Efficacy and safety of hypoxia-inducible factor prolyl hydroxylase inhibitors in patients with chronic kidney disease: meta-analysis of phase 3 randomized controlled trials

Roberto Minutolo; Maria Elena Liberti; Vittorio Simeon; Ferdinando C Sasso; Silvio Borrelli; Luca De Nicola; Carlo Garofalo

doi:10.1093/ckj/sfad143

Efficacy and safety of hypoxia-inducible factor prolyl hydroxylase inhibitors in patients with chronic kidney disease: meta-analysis of phase 3 randomized controlled trials

Clin Kidney J. 2023 Jun 22;17(1):sfad143. doi: 10.1093/ckj/sfad143. eCollection 2024 Jan.

Authors

Roberto Minutolo¹, Maria Elena Liberti¹, Vittorio Simeon², Ferdinando C Sasso³, Silvio Borrelli¹, Luca De Nicola¹, Carlo Garofalo¹

Affiliations

¹ Nephrology Unit, University of Campania "Luigi Vanvitelli", Naples, Italy.
² Medical Statistic Unit, University of Campania "Luigi Vanvitelli", Naples, Italy.
³ Department of Advanced Medical and Surgical Sciences, University of Campania "Luigi Vanvitelli", Naples, Italy.

Abstract

Background: Hypoxia-inducible factor prolyl hydroxylase inhibitors (HIF-PHIs) are new therapeutic agents for anaemia in chronic kidney disease (CKD). We evaluated by meta-analysis and meta-regression the efficacy and safety of HIF-PHIs in patients with CKD-related anaemia.

Methods: We selected phase 3 randomized clinical trials (RCTs) comparing HIF-PHIs and erythropoiesis-stimulating agents (ESAs) in dialysis and non-dialysis patients. Efficacy outcomes were the changes from baseline of haemoglobin, iron parameters (hepcidin, serum iron, TIBC, TSAT, ferritin) and intravenous iron dose; as safety outcomes we considered cancer, adjudicated major adverse cardiovascular events (MACE), MACE+ (MACE plus hospitalization for hearth failure or unstable angina or thromboembolic event), thrombotic events (deep vein thrombosis, pulmonary embolism), arterovenous fistula (AVF) thrombosis and death.

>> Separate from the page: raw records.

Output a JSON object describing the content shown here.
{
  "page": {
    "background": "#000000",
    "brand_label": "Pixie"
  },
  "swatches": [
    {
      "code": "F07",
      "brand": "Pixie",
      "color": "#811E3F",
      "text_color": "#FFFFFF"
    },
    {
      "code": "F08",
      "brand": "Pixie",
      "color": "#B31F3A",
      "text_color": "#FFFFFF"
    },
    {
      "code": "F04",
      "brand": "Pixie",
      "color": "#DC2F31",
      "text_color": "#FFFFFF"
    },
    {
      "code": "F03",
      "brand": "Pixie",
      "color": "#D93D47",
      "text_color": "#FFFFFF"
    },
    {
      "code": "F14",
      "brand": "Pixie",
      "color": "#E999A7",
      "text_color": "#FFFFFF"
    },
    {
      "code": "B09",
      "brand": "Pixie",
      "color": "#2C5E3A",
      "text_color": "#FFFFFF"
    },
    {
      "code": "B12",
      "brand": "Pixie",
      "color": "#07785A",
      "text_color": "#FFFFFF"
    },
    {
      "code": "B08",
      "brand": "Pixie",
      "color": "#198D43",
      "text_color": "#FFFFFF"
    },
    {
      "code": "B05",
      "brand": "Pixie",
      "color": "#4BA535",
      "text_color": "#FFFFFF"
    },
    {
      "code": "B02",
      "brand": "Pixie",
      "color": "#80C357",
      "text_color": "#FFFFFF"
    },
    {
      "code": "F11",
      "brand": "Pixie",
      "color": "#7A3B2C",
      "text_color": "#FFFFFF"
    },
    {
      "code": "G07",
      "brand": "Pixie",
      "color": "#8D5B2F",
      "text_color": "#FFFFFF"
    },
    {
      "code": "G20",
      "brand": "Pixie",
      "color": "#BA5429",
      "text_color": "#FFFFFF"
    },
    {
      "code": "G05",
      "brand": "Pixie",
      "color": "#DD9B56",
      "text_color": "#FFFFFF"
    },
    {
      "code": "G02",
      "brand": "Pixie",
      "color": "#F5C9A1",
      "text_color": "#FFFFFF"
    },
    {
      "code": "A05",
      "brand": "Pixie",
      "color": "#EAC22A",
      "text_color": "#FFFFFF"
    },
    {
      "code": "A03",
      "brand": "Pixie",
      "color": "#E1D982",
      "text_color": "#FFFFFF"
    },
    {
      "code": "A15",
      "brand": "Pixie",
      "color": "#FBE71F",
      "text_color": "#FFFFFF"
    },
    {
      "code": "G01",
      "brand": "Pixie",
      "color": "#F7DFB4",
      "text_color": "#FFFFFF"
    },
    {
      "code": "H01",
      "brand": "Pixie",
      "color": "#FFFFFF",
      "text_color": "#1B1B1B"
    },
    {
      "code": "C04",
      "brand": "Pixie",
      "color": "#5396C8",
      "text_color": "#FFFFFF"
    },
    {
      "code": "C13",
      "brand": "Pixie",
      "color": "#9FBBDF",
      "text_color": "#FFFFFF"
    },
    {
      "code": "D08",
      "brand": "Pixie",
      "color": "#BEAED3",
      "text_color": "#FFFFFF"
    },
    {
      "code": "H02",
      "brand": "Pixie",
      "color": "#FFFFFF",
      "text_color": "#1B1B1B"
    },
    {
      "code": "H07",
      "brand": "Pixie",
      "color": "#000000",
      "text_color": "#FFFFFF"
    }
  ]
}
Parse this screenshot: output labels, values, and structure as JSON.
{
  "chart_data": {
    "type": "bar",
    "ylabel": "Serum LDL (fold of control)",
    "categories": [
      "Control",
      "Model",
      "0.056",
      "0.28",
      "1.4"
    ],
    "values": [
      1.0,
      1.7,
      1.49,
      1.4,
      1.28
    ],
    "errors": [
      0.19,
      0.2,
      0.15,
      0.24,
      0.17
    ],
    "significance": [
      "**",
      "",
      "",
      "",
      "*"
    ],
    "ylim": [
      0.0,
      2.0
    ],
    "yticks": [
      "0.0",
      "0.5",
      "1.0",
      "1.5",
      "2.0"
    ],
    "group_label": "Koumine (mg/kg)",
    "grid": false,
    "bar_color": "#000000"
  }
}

Results: We included 26 RCTs with 24 387 patients. Random effect meta-analysis of the unstandardized mean difference between HIF-PHIs and ESAs showed a significant change in haemoglobin levels from baseline of 0.10 g/dL (95% CI 0.02 to 0.17). Meta-regression analysis showed a significantly higher haemoglobin change for HIF-PHIs in younger patients and versus short-acting ESA (0.21 g/dL, 95% CI 0.12 to 0.29 versus -0.01, 95% CI -0.09 to 0.07 in studies using long-acting ESA, P < .001). No significant effect on heterogeneity was found for type of HIF-PHIs. In comparison with ESAs, HIF-PHIs induced a significant decline in hepcidin and ferritin and a significant increase in serum iron and TIBC, while TSAT did not change; intravenous iron dose was lower with HIF-PHI (-3.1 mg/week, 95% CI -5.6 to -0.6, P = .020). Rate ratio of cancer (0.93, 95% CI 0.76 to 1.13), MACE (1.00, 95% CI 0.94 to 1.07), MACE+ (1.01, 95% CI 0.95 to 1.06), thrombotic events (1.08, 95% CI 0.84 to 1.38), AVF thrombosis (1.02, 95% CI 0.93 to 1.13) and death (1.02, 95% CI 0.95 to 1.13) did not differ between HIF-PHIs and ESAs.

Conclusions: HIF-PHIs at the doses selected for the comparisons are effective in correcting anaemia in comparison with ESA therapy with a significant impact on iron metabolism without notable difference among various agents. No safety signals emerge with use of HIF-PHIs.

Keywords: CKD; HIF-PHI; anemia; haemoglobin; meta-analysis.